From the lake viewpoint
...but my leg felt fine after climbing 150 m and going 2 km. So I set off cross country in the basically flat meadow towards Quartz Ridge. The meadow was pretty beautiful.
Wide open spaces
Closer still
It was pretty lonely in the meadow. Most of the Columbian Ground Squirrels have gone underground to hibernate. Very few birds were out. No sheep ot goats were around, nor any real sign of them.
A hawk kept an eye on me 
Amazingly invisible at this time of year
I got to the base of the ridge and still felt fine, so started to climb the northern ridge. I had no intention of climbing to the top, but thought I could make the bench about half way up that's visible in the photo above.

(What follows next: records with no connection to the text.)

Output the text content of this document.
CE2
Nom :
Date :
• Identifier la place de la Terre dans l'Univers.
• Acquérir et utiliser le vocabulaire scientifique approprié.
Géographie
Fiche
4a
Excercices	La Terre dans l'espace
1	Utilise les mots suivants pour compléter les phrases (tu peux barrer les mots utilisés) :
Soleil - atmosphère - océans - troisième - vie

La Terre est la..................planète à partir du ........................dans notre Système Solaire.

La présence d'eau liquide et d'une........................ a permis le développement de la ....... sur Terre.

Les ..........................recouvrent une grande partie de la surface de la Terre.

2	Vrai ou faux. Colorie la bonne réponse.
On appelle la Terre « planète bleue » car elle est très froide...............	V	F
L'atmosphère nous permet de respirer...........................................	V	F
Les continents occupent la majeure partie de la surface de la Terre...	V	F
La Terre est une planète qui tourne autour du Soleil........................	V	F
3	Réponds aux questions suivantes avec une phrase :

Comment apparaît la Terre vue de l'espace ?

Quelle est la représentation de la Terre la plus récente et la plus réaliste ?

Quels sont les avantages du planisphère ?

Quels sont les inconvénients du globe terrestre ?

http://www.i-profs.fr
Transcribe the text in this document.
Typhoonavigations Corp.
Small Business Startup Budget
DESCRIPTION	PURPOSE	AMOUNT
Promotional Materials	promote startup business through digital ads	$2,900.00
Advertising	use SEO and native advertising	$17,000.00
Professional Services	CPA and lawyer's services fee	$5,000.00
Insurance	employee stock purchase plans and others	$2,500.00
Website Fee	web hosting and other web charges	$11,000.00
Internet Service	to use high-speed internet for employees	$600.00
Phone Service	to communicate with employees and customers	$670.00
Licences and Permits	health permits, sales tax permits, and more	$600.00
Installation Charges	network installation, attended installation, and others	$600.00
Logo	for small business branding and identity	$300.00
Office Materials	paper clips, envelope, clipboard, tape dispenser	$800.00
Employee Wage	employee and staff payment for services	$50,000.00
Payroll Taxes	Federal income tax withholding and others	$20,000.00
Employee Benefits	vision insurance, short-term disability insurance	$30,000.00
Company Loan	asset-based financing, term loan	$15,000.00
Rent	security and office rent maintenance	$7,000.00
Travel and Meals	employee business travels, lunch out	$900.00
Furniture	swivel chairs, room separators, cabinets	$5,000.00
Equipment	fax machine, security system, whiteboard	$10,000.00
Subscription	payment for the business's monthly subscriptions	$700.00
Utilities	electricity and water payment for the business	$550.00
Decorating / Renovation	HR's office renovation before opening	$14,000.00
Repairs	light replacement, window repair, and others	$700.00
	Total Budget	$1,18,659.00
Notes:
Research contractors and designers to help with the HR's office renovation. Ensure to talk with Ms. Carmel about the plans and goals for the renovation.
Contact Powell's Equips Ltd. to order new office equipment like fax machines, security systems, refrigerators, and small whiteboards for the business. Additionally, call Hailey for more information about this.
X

The weather was varied today. It started sunny but went to cloudy, with weird clouds around.
Strange
I made the shoulder without difficulty, wandered around taking photos for a while, then found a place to sit, have lunch, and wait for the group to descend -- and promptly got very cold. It was only about 5°, and the wind was very chilly. Down jacket, multiple layers, hat & gloves were all necessary to stay warm.
The others are climbing the ridge towards the peak on the right 
Looking back towards Sunshine 
The end of the Monarch Ramparts, where I hiked in 2011
Towards Citadel and Fatigue Passes
 After an hour, the others came off the ridge.
Company!
We retraced my steps back to Rock Isle Lake...
Afternoon clouds
... and the Village, where (the best part of hiking at Sunshine) I had a beer to celebrate actually hiking just over 10 km in actual mountains, including 350 m of climbing.